Maritime IPO activity seen thin in 2007
CHICAGO (Reuters) - Initial public offerings from maritime shipping firms may be thin on the ground in 2007, not for a lack of investor interest but because many operators are flush with cash, according to analysts.
"Fleet operators have seen unprecedented earnings over the past five years," said David Frischkorn, a managing director at investment bank Dahlman Rose. "Those able to tap the market may not need to (issue IPOs)."
Even though some on Wall Street worry that shipping rates on the spot market may turn volatile due to a glut of vessels, analysts said maritime firms can offer the kind of stability that investors crave.
The spot market dictates daily shipping rates based on the supply of ships and the demand from customers, and prices can fluctuate rapidly. Fixed-term charters have set rates.

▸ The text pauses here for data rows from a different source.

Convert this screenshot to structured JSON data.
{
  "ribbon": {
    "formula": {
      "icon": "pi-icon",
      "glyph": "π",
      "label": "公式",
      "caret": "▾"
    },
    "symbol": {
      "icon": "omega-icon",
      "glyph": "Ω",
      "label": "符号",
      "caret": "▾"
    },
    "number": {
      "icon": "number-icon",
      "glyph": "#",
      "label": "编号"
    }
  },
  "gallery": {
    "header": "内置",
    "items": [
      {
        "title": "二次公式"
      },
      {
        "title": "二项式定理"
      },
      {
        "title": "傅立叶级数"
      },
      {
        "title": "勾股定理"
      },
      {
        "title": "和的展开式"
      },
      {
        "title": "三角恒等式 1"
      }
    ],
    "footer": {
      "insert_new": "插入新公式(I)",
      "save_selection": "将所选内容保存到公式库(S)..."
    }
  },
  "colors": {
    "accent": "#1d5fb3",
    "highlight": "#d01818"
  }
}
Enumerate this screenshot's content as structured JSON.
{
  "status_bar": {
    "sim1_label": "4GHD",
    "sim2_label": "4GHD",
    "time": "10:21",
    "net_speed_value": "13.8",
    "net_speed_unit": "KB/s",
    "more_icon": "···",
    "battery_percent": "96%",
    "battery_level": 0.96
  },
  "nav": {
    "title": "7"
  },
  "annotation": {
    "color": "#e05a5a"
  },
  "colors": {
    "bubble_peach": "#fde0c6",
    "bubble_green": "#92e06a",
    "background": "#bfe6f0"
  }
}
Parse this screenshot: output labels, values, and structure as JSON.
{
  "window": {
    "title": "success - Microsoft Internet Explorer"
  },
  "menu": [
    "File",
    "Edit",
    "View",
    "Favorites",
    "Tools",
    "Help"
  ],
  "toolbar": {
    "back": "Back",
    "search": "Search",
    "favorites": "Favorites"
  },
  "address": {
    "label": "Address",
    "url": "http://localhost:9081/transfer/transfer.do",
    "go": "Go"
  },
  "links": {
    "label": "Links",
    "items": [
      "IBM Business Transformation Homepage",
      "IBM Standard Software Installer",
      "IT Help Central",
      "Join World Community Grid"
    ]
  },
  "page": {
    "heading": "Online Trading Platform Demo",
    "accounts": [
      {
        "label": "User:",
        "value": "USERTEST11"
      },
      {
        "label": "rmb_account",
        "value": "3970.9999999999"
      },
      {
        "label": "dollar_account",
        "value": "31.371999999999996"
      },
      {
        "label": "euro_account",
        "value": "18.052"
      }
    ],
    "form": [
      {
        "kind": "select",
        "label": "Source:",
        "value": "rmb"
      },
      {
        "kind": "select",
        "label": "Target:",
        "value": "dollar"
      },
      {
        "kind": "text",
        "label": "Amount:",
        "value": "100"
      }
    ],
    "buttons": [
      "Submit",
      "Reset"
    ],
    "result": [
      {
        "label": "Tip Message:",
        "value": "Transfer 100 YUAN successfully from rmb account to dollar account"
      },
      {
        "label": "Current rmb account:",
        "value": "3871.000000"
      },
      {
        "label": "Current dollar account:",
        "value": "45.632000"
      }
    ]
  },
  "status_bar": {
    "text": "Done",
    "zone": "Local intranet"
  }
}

"The story right now is very much driven by a sense among investors that stability is better than volatility," said Loli Wu, an analyst at Citigroup.
The firms have long-term charter contracts not subject to the volatility of daily changes in the spot market and a fixed dividend -- likely ensuring a receptive audience from investors seeking stable investments, especially as concerns over slowing U.S. economic growth persist.
Analysts cite companies like Greek container shipping company Danaos Corp. (DAC.N), which had a $215 million IPO in October. Danaos focuses on long-term charters of up to 12 years and has a fixed quarterly dividend of 44 cents.
"We ... look to charter our vessels for long periods at fixed rates, a policy which allows hedging against market fluctuations and therefore mitigates overall risk," said Danaos Chief Financial Officer Dimitri Andritsoyiannis.
With the stock at $24.62 on Friday, Danaos was 17 percent above its IPO price of $21.
STRONG RATES
Maritime shippers are split into three main categories: Product tankers haul oil and related products; dry bulk ships haul commodities such as grain, coal or iron ore; and container ships haul containers full of consumer goods.
To varying degrees all three types have seen their normal shipping rate cycles turned upside down because of higher demand from China that reflects its rise to prominence as an importer of raw materials and an exporter of finished goods.
"We have seen rates remain strong for far longer than anyone expected," said one analyst, who declined to be identified. "China has been a significant factor in that phenomenon."
Rising Chinese demand for oil and related products, commodities like iron ore, plus the shifting trade balance between China and the United States, was matched by a jump in maritime IPOs.
While globally, there were just four maritime IPOs totaling $393 million in 2001, the number jumped to 27, worth $6.07 billion in 2005, with $3.05 billion in U.S. listings.
The total slid to 14 IPOs worth $2.8 billion in 2006, with $1.4 billion in U.S. listings, as uncertainty over shipping rates on the spot market rose.
Another factor adding to the uncertainty: Shipyard order books around the world have a backlog of up to three years, which could lead to the market being flooded with vessels and with rates falling.
"Some of those vessels will go to replace ones that will be retired from service," said Citigroup's Wu, "but additional capacity could heighten uncertainty in the volatile spot market."
STEADY AS SHE GOES
Despite the risks that could hit the spot market, the stock prices of maritime companies have risen steadily in the past few months.
Container ship company Seaspan Corp. (SSW.N) is trading nearly 28 percent higher, and dry bulk shipper Genco Shipping & Trading Ltd. GSTL.OQ stock has doubled in the past 12 months.
Both companies pay a regular dividend and have all of their vessels currently on time charters.
By comparison, shares in oil tanker operator Teekay Shipping Corp. (TK.N), which has around 100 of its 150 vessels on the spot market and 50 on fixed-term charters, has risen by a solid but less impressive 14 percent in the past 12 months.
"Investors are looking for predictable, steady returns right now," Citigroup's Wu said. "The majority of capital we saw going into this asset class in 2006 went to companies with time charters and dividends."
Five years ago, few investors knew anything about maritime shippers, said Jovi Tenev, a partner at law firm Holland & Knight LLP, which specializes in finance and capital markets.
"Now these companies have a track record on the markets, which makes for a more attractive circumstance for companies going public," he said. "It has also raised the overall level of quality that the market demands from such companies."
The trouble in 2007 will be finding private companies of a suitable size that need funds when business has been so good.
"The market is incredibly fragmented. So many companies are too small for an IPO," Dahlman Rose's Frischkorn said. "There are a good number of companies out there that are large enough for an IPO, but with cash flow so good right now, they don't need to raise more money."
"There will be some IPOs this year, but I expect more secondary offerings from maritime companies," seeking to acquire new vessels to expand their fleets, he added.